年内のFW はあと一回を予定しているが、公共交通機関の利便性に欠ける千葉県では、九十九里方面の FW はかなり辛いので、時々、カミさんに車で走って貰う。昨日は、匝瑳市を中心にやっと場所を特定出来た「爪かき地蔵尊」と怪しい石碑が在るらしい「椿の海水神社」と板碑の在る数か所を一気に回った。「椿の海水神社」はこの地域(干潟駅に近いのだが)の干拓にまつわる伝説( https://www.city.sosa.lg.jp/page/page001250.html )が有ったりして面白い場所だが、最近は御朱印ブームで休日には参詣者が絶えないらしい。
ネットで神社境内の画像がいろいろとUPされる中で、かなり凹凸の激しい、文字が全く読み取れないと云うよりは、文字を書く場所が無い、およそ石碑に使えそうも無い石材が下総型板碑風に佇んでいる画像を目にしたのでこれは「成東石」かもしれないと確認に出掛けた次第。
今年もコロナ騒ぎで、何処迄フィールドを歩けるのか心配したが、三百ヶ所を越えて軟質石材の観察をする事が出来た。感謝である。
千葉県東部は、情報が乏しいので何度も走って小さな情報を基に調査するので、GPSの軌跡は凄まじく錯綜していて調査の効率の悪さを象徴しているから、青色はこれまでに調査が終わって、石材の観察記録を作成した場所を示し、赤色は昨日の調査で成果が有った場所を示している。

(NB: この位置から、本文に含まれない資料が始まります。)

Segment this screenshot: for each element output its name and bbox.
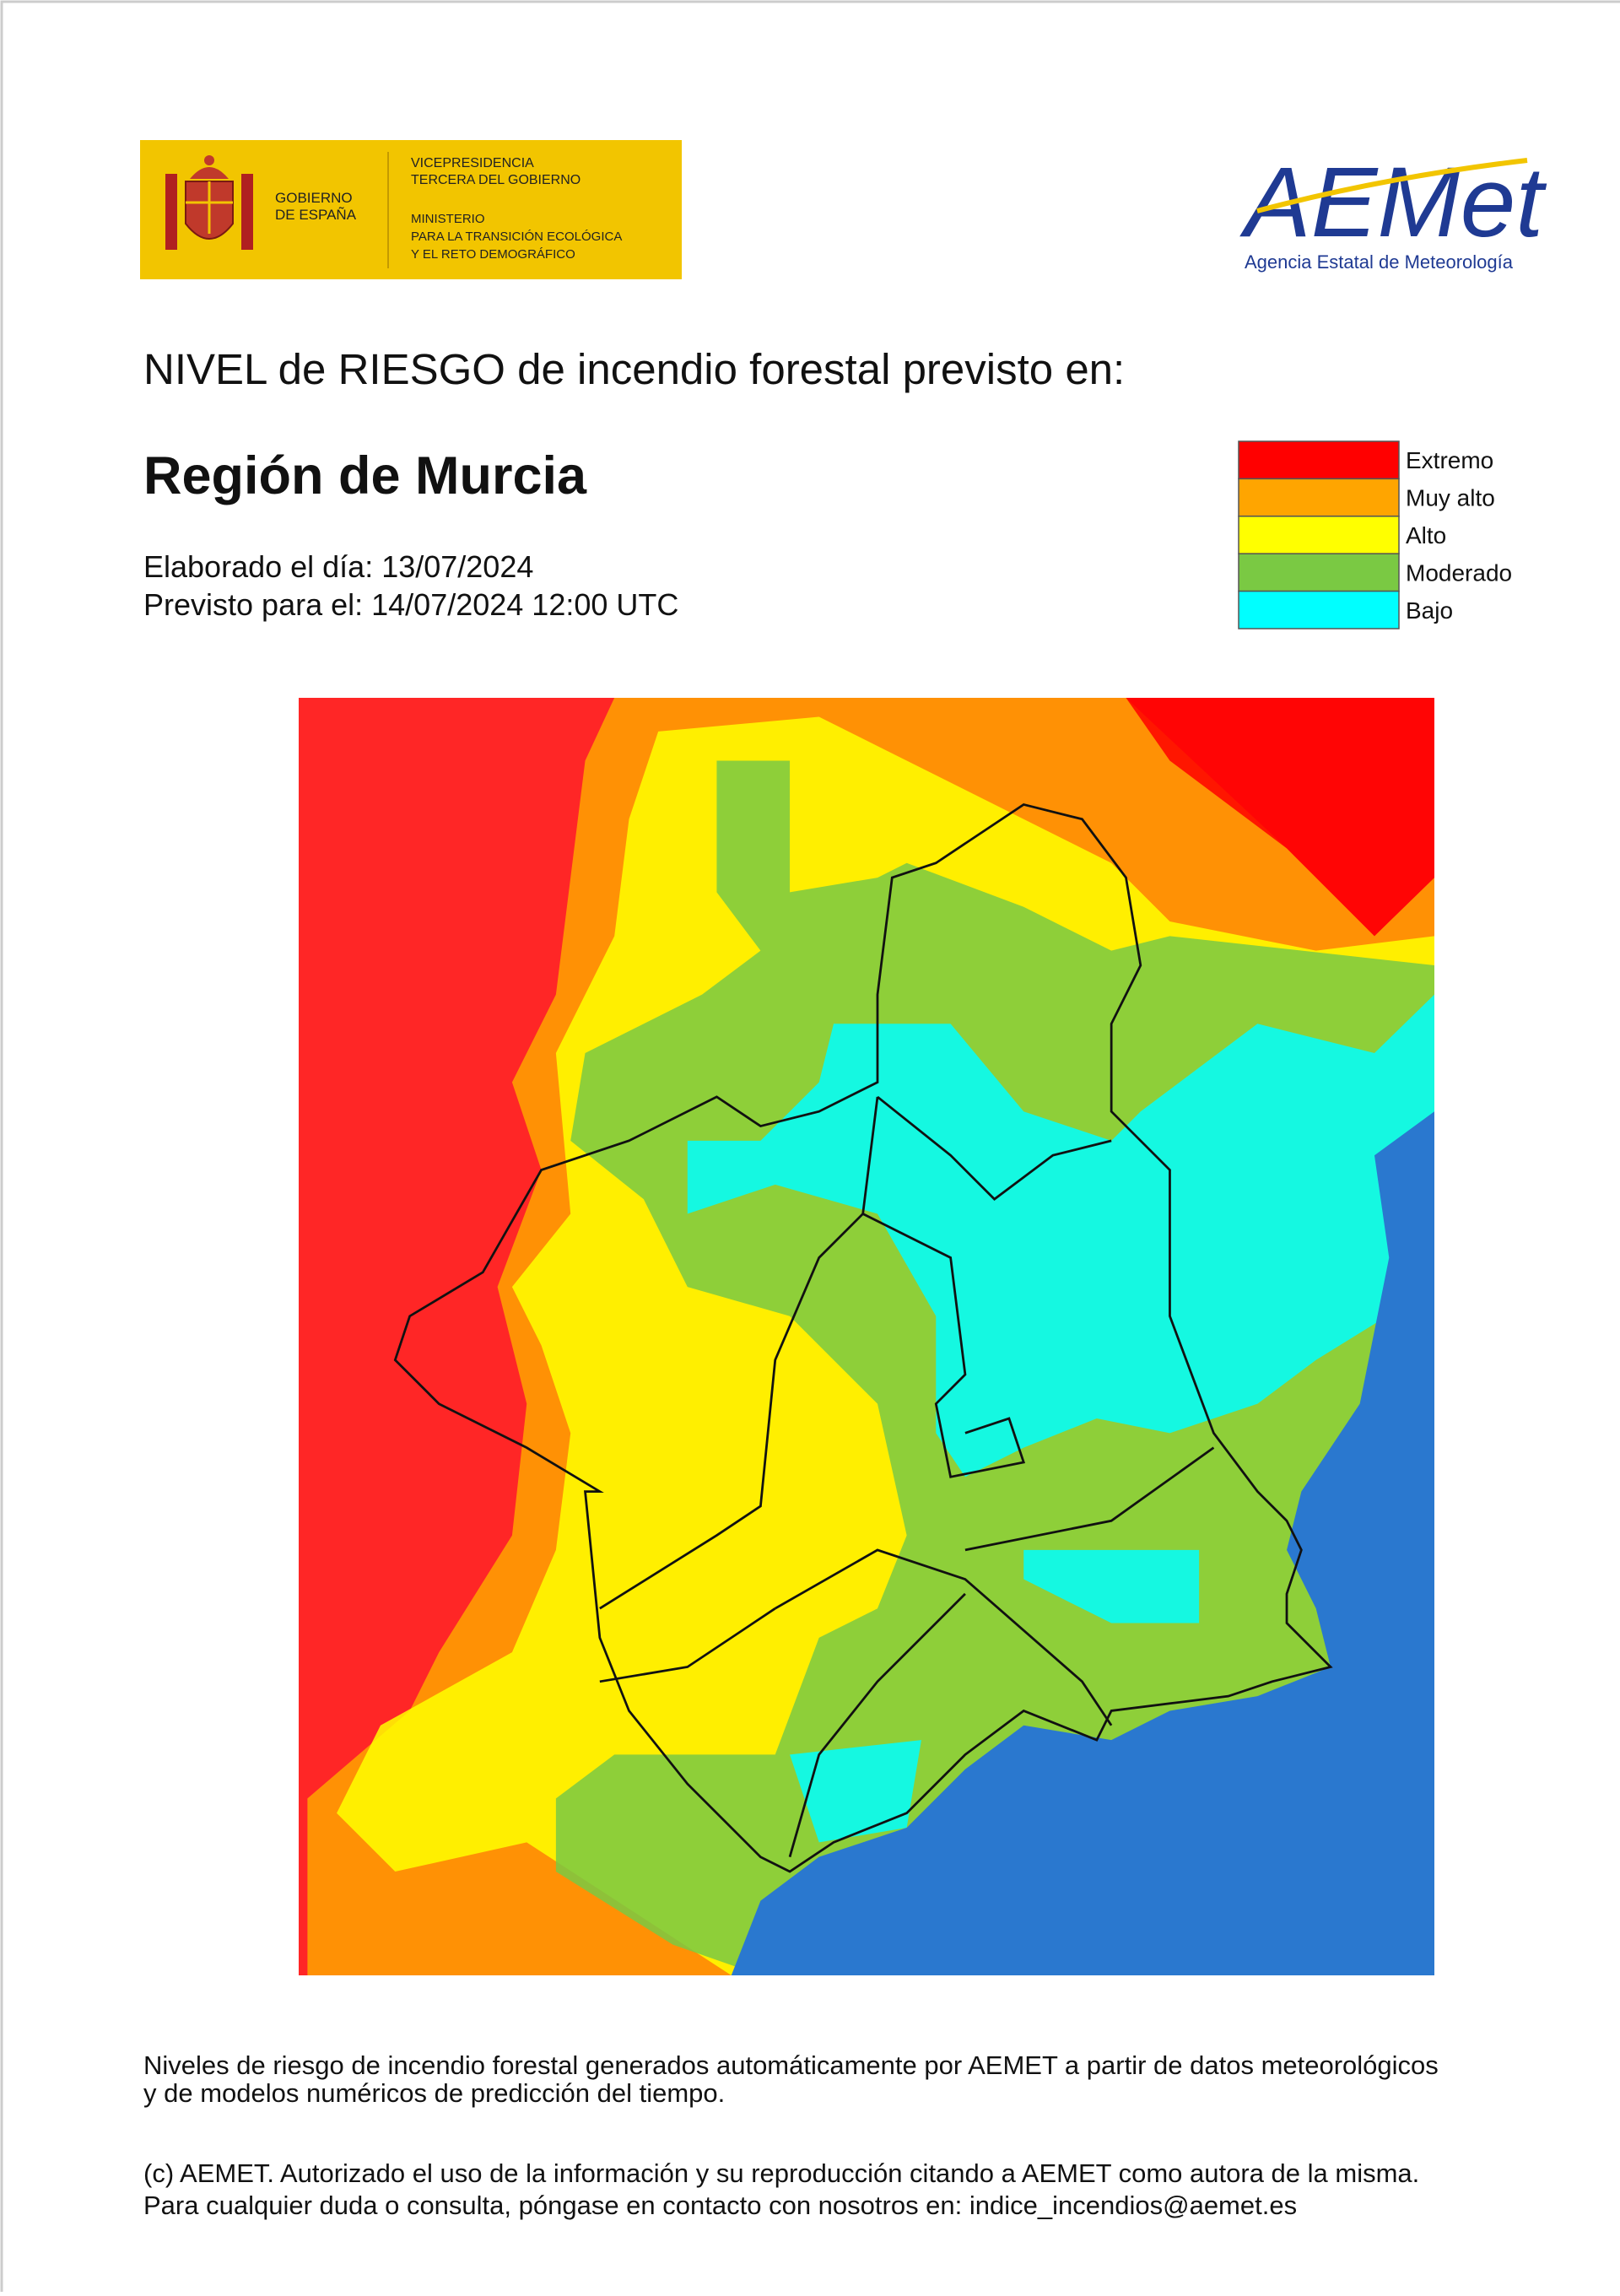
ministry-line: Y EL RETO DEMOGRÁFICO [411,247,575,262]
ministry-line: TERCERA DEL GOBIERNO [411,173,580,187]
title: NIVEL de RIESGO de incendio forestal pre… [143,345,1125,393]
footer-note: Niveles de riesgo de incendio forestal g… [143,2050,1439,2080]
legend-label: Extremo [1406,447,1493,473]
government-line: GOBIERNO [275,190,353,206]
risk-area [790,1740,921,1843]
legend-swatch [1238,440,1400,480]
risk-area [1126,698,1434,937]
government-logo [140,140,682,279]
legend-swatch [1238,516,1400,554]
footer-copyright: (c) AEMET. Autorizado el uso de la infor… [143,2158,1419,2188]
logo-swoosh [1256,158,1528,213]
issued-date: Elaborado el día: 13/07/2024 [143,549,533,584]
ministry-line: PARA LA TRANSICIÓN ECOLÓGICA [411,230,622,244]
legend-label: Moderado [1406,559,1512,586]
footer-copyright: Para cualquier duda o consulta, póngase … [143,2191,1297,2220]
risk-area [1023,1549,1200,1623]
sea [731,1111,1434,1975]
agency-name: Agencia Estatal de Meteorología [1245,251,1514,273]
legend-label: Alto [1406,522,1446,548]
government-line: DE ESPAÑA [275,207,357,223]
legend-label: Muy alto [1406,485,1495,511]
coat-of-arms [165,155,253,250]
footer-note: y de modelos numéricos de predicción del… [143,2078,725,2108]
ministry-line: MINISTERIO [411,212,485,226]
legend: Extremo Muy alto Alto Moderado Bajo [1238,440,1512,629]
legend-label: Bajo [1406,597,1453,624]
map [299,698,1434,1975]
borders [393,802,1333,1873]
ministry-line: VICEPRESIDENCIA [411,156,534,170]
region: Región de Murcia [143,446,587,505]
valid-date: Previsto para el: 14/07/2024 12:00 UTC [143,587,678,622]
legend-swatch [1238,553,1400,592]
legend-swatch [1238,590,1400,629]
legend-swatch [1238,478,1400,517]
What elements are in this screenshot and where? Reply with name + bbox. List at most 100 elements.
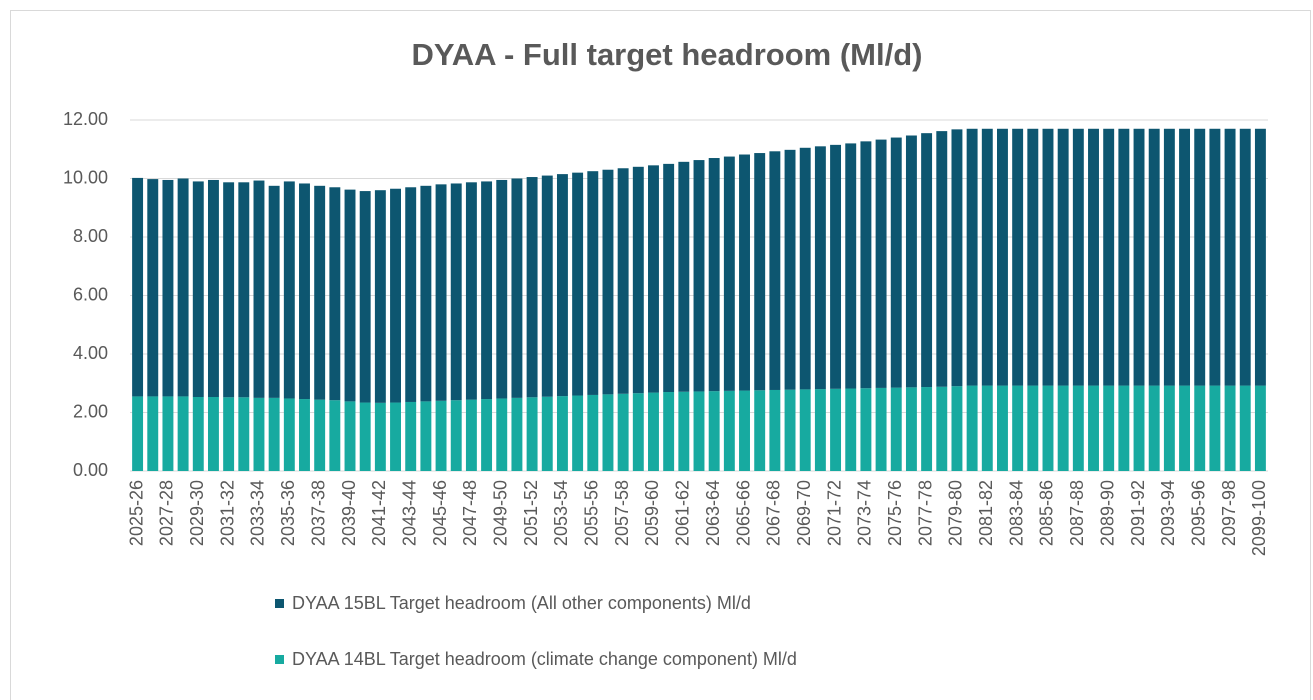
bar-segment bbox=[951, 386, 963, 471]
x-tick-label: 2045-46 bbox=[430, 480, 450, 546]
bar-segment bbox=[587, 171, 599, 395]
bar-segment bbox=[405, 401, 417, 471]
bar-segment bbox=[496, 398, 508, 471]
bar-segment bbox=[875, 387, 887, 471]
bar-segment bbox=[799, 147, 811, 390]
bar-segment bbox=[526, 177, 538, 398]
bar-segment bbox=[708, 158, 720, 392]
bar-segment bbox=[359, 191, 371, 403]
bar-segment bbox=[541, 175, 553, 397]
bar-segment bbox=[192, 181, 204, 397]
bar-segment bbox=[1254, 385, 1266, 471]
bar-segment bbox=[1057, 385, 1069, 471]
bar-segment bbox=[648, 165, 659, 393]
x-tick-label: 2083-84 bbox=[1006, 480, 1026, 546]
y-tick-label: 4.00 bbox=[73, 343, 108, 363]
x-tick-label: 2033-34 bbox=[248, 480, 268, 546]
bar-segment bbox=[314, 399, 326, 471]
bar-segment bbox=[1148, 385, 1160, 471]
bar-segment bbox=[162, 396, 174, 471]
bar-segment bbox=[981, 385, 993, 471]
x-tick-label: 2051-52 bbox=[521, 480, 541, 546]
bar-segment bbox=[481, 399, 493, 471]
bar-segment bbox=[921, 387, 933, 471]
bar-segment bbox=[966, 128, 978, 386]
bar-segment bbox=[678, 161, 690, 392]
x-tick-label: 2075-76 bbox=[885, 480, 905, 546]
bar-segment bbox=[147, 179, 159, 397]
bar-segment bbox=[465, 182, 477, 400]
x-tick-label: 2031-32 bbox=[217, 480, 237, 546]
bar-segment bbox=[1163, 385, 1175, 471]
bar-segment bbox=[739, 154, 750, 391]
bar-segment bbox=[905, 387, 917, 471]
y-tick-label: 0.00 bbox=[73, 460, 108, 480]
bar-segment bbox=[845, 143, 857, 389]
bar-segment bbox=[344, 189, 356, 402]
bar-segment bbox=[1042, 128, 1054, 386]
bar-segment bbox=[799, 389, 811, 471]
y-tick-label: 6.00 bbox=[73, 284, 108, 304]
bar-segment bbox=[207, 179, 219, 397]
bar-segment bbox=[344, 401, 356, 471]
x-tick-label: 2093-94 bbox=[1158, 480, 1178, 546]
bar-segment bbox=[268, 185, 280, 398]
bar-segment bbox=[268, 397, 280, 471]
bar-segment bbox=[329, 400, 341, 471]
bar-segment bbox=[299, 183, 310, 400]
x-tick-label: 2091-92 bbox=[1128, 480, 1148, 546]
x-tick-label: 2085-86 bbox=[1037, 480, 1057, 546]
x-tick-label: 2027-28 bbox=[157, 480, 177, 546]
bar-segment bbox=[1194, 385, 1206, 471]
bar-segment bbox=[981, 128, 993, 386]
bar-segment bbox=[420, 185, 432, 402]
bar-segment bbox=[147, 396, 159, 471]
bar-segment bbox=[299, 399, 310, 471]
y-tick-label: 10.00 bbox=[63, 167, 108, 187]
bar-segment bbox=[784, 149, 796, 390]
bar-segment bbox=[283, 181, 295, 399]
bar-segment bbox=[830, 144, 842, 389]
bar-segment bbox=[602, 394, 614, 471]
bar-segment bbox=[997, 128, 1008, 386]
bar-segment bbox=[1057, 128, 1069, 386]
bar-segment bbox=[405, 187, 417, 402]
bar-segment bbox=[951, 129, 963, 387]
bar-segment bbox=[830, 388, 842, 471]
bar-segment bbox=[162, 179, 174, 397]
bar-segment bbox=[1133, 128, 1145, 386]
bar-segment bbox=[890, 387, 902, 471]
bar-segment bbox=[1239, 385, 1251, 471]
bar-segment bbox=[207, 396, 219, 471]
bar-segment bbox=[223, 182, 235, 398]
bar-segment bbox=[1133, 385, 1145, 471]
bar-segment bbox=[253, 397, 265, 471]
bar-segment bbox=[921, 133, 933, 388]
bar-segment bbox=[814, 146, 826, 390]
bar-segment bbox=[1072, 128, 1084, 386]
bar-segment bbox=[572, 172, 584, 396]
bar-segment bbox=[450, 183, 462, 401]
x-tick-label: 2073-74 bbox=[855, 480, 875, 546]
bar-segment bbox=[1179, 385, 1191, 471]
x-tick-label: 2087-88 bbox=[1067, 480, 1087, 546]
chart-title: DYAA - Full target headroom (Ml/d) bbox=[412, 37, 923, 72]
bar-segment bbox=[966, 385, 978, 471]
bar-segment bbox=[1072, 385, 1084, 471]
bar-segment bbox=[1239, 128, 1251, 386]
bar-segment bbox=[617, 393, 629, 471]
bar-segment bbox=[1148, 128, 1160, 386]
bar-segment bbox=[1224, 385, 1236, 471]
x-tick-label: 2089-90 bbox=[1097, 480, 1117, 546]
bar-segment bbox=[435, 184, 447, 401]
y-tick-label: 2.00 bbox=[73, 401, 108, 421]
bar-segment bbox=[936, 131, 948, 387]
bar-segment bbox=[1088, 385, 1099, 471]
bar-segment bbox=[177, 178, 189, 397]
bar-segment bbox=[754, 153, 766, 391]
x-tick-label: 2043-44 bbox=[399, 480, 419, 546]
bar-segment bbox=[1088, 128, 1099, 386]
x-tick-label: 2099-100 bbox=[1249, 480, 1269, 556]
bar-segment bbox=[1012, 128, 1024, 386]
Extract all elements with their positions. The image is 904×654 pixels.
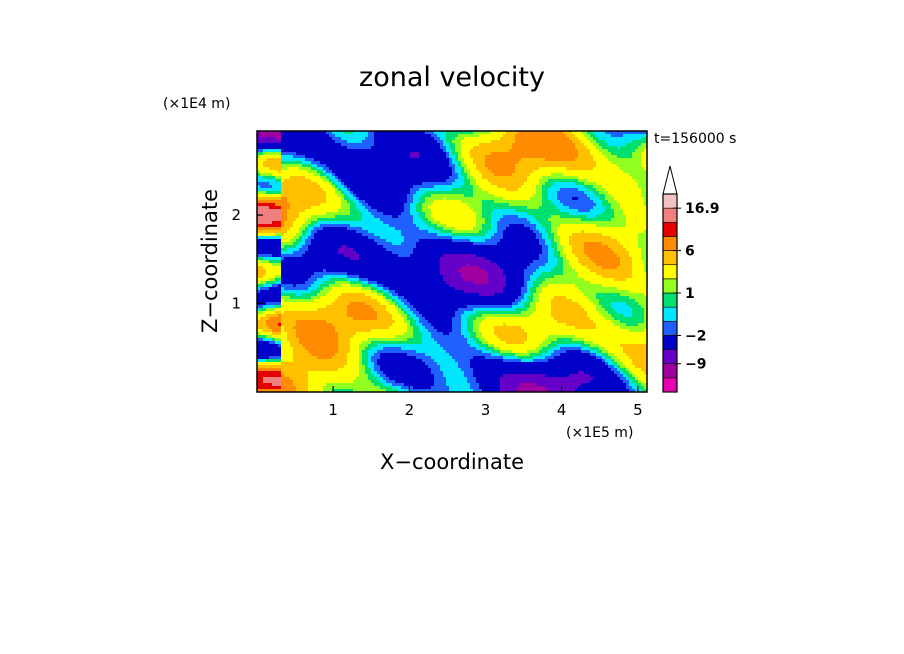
chart-title: zonal velocity bbox=[359, 62, 545, 93]
colorbar-segment bbox=[662, 221, 678, 237]
x-tick-label: 2 bbox=[405, 401, 415, 419]
time-label: t=156000 s bbox=[654, 131, 736, 147]
plot-frame bbox=[256, 130, 648, 393]
colorbar-label: −2 bbox=[685, 328, 706, 344]
x-tick-label: 1 bbox=[328, 401, 338, 419]
colorbar-label: 6 bbox=[685, 244, 695, 260]
colorbar-segment bbox=[662, 264, 678, 280]
colorbar-segment bbox=[662, 278, 678, 294]
y-tick-label: 1 bbox=[231, 295, 241, 313]
x-axis: 1 2 3 4 5 bbox=[328, 386, 643, 419]
colorbar-segment bbox=[662, 250, 678, 266]
x-axis-label: X−coordinate bbox=[380, 450, 524, 474]
y-scale-label: (×1E4 m) bbox=[163, 96, 230, 112]
colorbar-segment bbox=[662, 349, 678, 365]
colorbar-segment bbox=[662, 236, 678, 251]
velocity-field bbox=[257, 131, 647, 392]
plot-area bbox=[256, 130, 648, 393]
colorbar-segment bbox=[662, 306, 678, 322]
colorbar-extend-arrow bbox=[662, 165, 678, 195]
colorbar-label: 16.9 bbox=[685, 201, 720, 217]
colorbar-segment bbox=[662, 335, 678, 350]
colorbar-segment bbox=[662, 363, 678, 379]
colorbar-segment bbox=[662, 320, 678, 336]
colorbar-segment bbox=[662, 377, 678, 393]
y-axis-label: Z−coordinate bbox=[198, 189, 222, 333]
colorbar-label: −9 bbox=[685, 357, 706, 373]
y-tick-label: 2 bbox=[231, 206, 241, 224]
x-tick-label: 3 bbox=[481, 401, 491, 419]
colorbar-segment bbox=[662, 193, 678, 209]
colorbar-segment bbox=[662, 207, 678, 223]
x-tick-label: 5 bbox=[633, 401, 643, 419]
colorbar-segment bbox=[662, 292, 678, 308]
y-axis: 12 bbox=[231, 206, 263, 313]
x-tick-label: 4 bbox=[557, 401, 567, 419]
x-scale-label: (×1E5 m) bbox=[566, 425, 633, 441]
colorbar-label: 1 bbox=[685, 286, 695, 302]
colorbar: 16.9 6 1 −2 −9 bbox=[662, 165, 720, 393]
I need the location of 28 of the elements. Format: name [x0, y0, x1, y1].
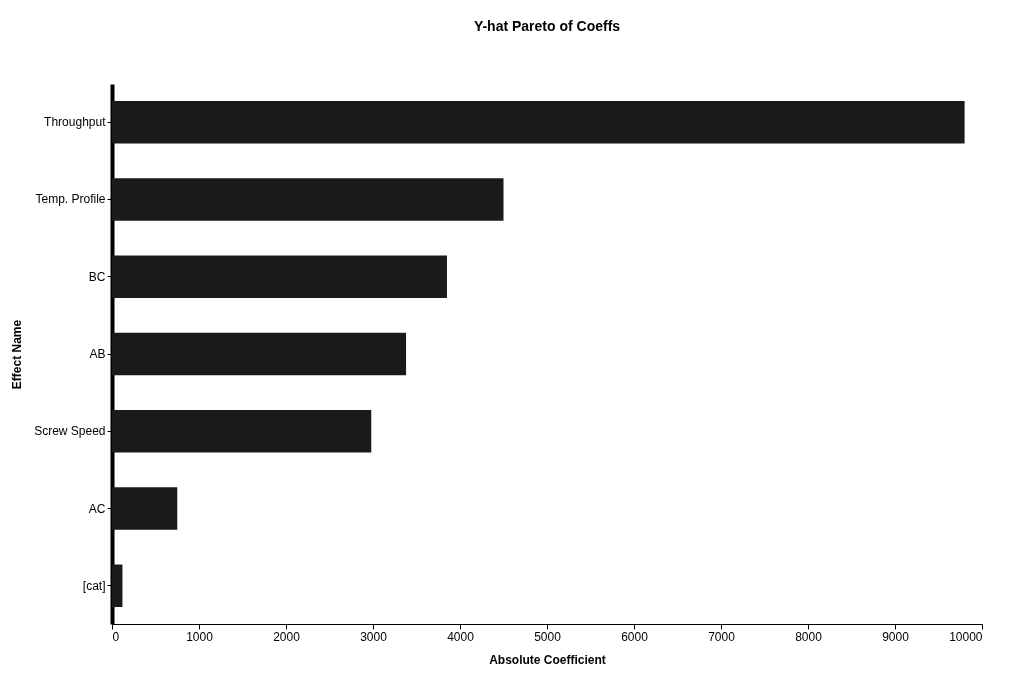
bar [112, 101, 965, 144]
x-tick-label: 4000 [447, 629, 475, 644]
bar [112, 178, 504, 221]
x-tick-label: 7000 [708, 629, 736, 644]
y-tick-label: Temp. Profile [35, 192, 106, 207]
y-tick-label: Screw Speed [34, 424, 106, 439]
y-tick-label: Throughput [44, 115, 107, 130]
bar [112, 410, 372, 453]
x-tick-label: 9000 [882, 629, 910, 644]
bar [112, 332, 407, 376]
y-tick-label: [cat] [82, 578, 106, 593]
y-tick-label: AC [88, 501, 106, 516]
x-tick-label: 1000 [186, 629, 214, 644]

緑で囲んだのが「椿の海水神社」。
この日は7時20分に柏の自宅を出て16時20分の帰宅。9時間で走行距離は丁度 220 km。
件の石碑。実はこれは裏側。これなら飯岡石でも通りそうな雰囲気ですが、表は丁度木漏れ日で斑になり、凹凸との見分けが付き難いので全体像は裏側をご紹介。表の特徴的な部分:スケールが無くて申し訳ないが、表から裏に貫通する穴が開いている。指が通る程度の小さな穴だが、飯岡石では穿孔貝が巣穴でも作らない限り、この様な貫通穴は開かない。成東石は、凹凸が激しい事が多いのと、この様な貫通穴が結構出来やすいのが特徴だと考えている。
破断面と云っても、苔生しているので見えているのは「蘚苔類」で石の表面では無いのだが、おや、蜘蛛が居ましたね。これは、手水鉢の脇で、気に隠れていたものだが、中央に何か文字があるようにも思えるのだが、有り勝ちな「青面金剛」とかを当てはめようにもうまくいかないので生痕化石なのだろうか?これも、飯岡石の裏面と云われれば反論は難しいが、やはり凹凸が激し過ぎるので成東石と判断するのが順当だろう。面白い事に、飯岡石は片面にスコリアが残る荷重痕が観察され、この面に文字や線刻が施され、裏面は生痕化石が有るので表よりは凹凸が多い。
「銚子石」で作られた石宮は「大杉大明神」で「文化二丑(1805)年」だろうか?場所柄、銚子石は多数使われている拝殿・幣殿の見易い位置の束石は改修されてコンクリートの様だが、奥の方の束石は「飯岡石」が使われている。
この神社は、干拓事業が寛政後に社殿を造営したとされているので、1600年代の終わりごろの造営らしいのだが、拝殿・幣殿の外周の敷石は緑色凝灰岩が、本殿の礎石は、南伊豆の石灰質砂岩が使われている。本殿礎石の石灰質砂岩は、凝灰質でもあるのだが、細かな石灰質生物遺骸がラミナに沿って分布している。この斜めのラミナが重要な特徴なのです。
この礫質の緑色凝灰岩は、実は産地不詳なのだが、決まって伊豆の凝灰岩や安山岩と一緒に使われている。
手水鉢はコロナ騒ぎで、何処の神社も水を止めたり使えなくしている処が多いのだが、この神社は洒落ているな!と思ったのは、この様に南天が沈めてある。オヤッと思って体の向きを変えながら撮影したので斜めで端が切れてしまったが、チャンと撮ればよかったなと反省。